Thomas Keil, Shaker A. Zahra and Markku Maula


Keil, Zahra and Maula discuss the importance of corporate venture capital (CVC) as a learning mechanism, a theme that is consistent with some of the arguments presented by Basu et al. and Jelinek and Day. Specifically, they note that while there is consensus on the importance of learning as a strategic benefit of CVC, evidence is mixed. Existing studies highlight the contingent learning benefits of CVC, whereas others highlight barriers to such learning. Keil et al. use the organizational learning perspective to develop their arguments, adopting a “portfolio” perspective on CVC investment where the firm has a combination of different investments with different motives, goals and time horizons.
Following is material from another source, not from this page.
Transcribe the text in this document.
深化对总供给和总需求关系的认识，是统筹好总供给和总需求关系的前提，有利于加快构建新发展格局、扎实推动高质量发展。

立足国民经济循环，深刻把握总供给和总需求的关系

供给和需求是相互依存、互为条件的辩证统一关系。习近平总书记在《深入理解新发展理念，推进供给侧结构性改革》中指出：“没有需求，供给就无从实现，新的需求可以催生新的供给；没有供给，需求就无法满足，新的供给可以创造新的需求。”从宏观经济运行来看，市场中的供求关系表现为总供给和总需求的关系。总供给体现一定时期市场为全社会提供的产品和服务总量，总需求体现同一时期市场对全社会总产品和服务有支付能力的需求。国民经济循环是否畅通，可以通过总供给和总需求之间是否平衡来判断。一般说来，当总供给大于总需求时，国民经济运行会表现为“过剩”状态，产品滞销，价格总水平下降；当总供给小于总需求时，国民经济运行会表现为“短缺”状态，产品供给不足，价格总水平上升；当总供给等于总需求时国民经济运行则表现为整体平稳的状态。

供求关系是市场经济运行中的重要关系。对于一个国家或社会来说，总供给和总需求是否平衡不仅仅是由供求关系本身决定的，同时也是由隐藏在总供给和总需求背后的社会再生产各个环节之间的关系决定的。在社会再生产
Keil and colleagues propose that the characteristics of such a portfolio could influence the potential explorative and exploitative learning of incumbents who need to be adept at managing and balancing exploration and exploitation. A key point that the authors propose is that learning through CVC investments differs from other inter-organizational relationships. In managing this portfolio, there is a great need for knowledge integration as a means of making sense of what the firm learns through CVC. Their analysis and model indicate that the volume of CVC investments can significantly influence the explorative and exploitative learning an organization may experience. The extent of this learning depends greatly on the degree of core business relatedness, venture relatedness, dispersion and autonomy and the existence of knowledge transfer and integration mechanisms.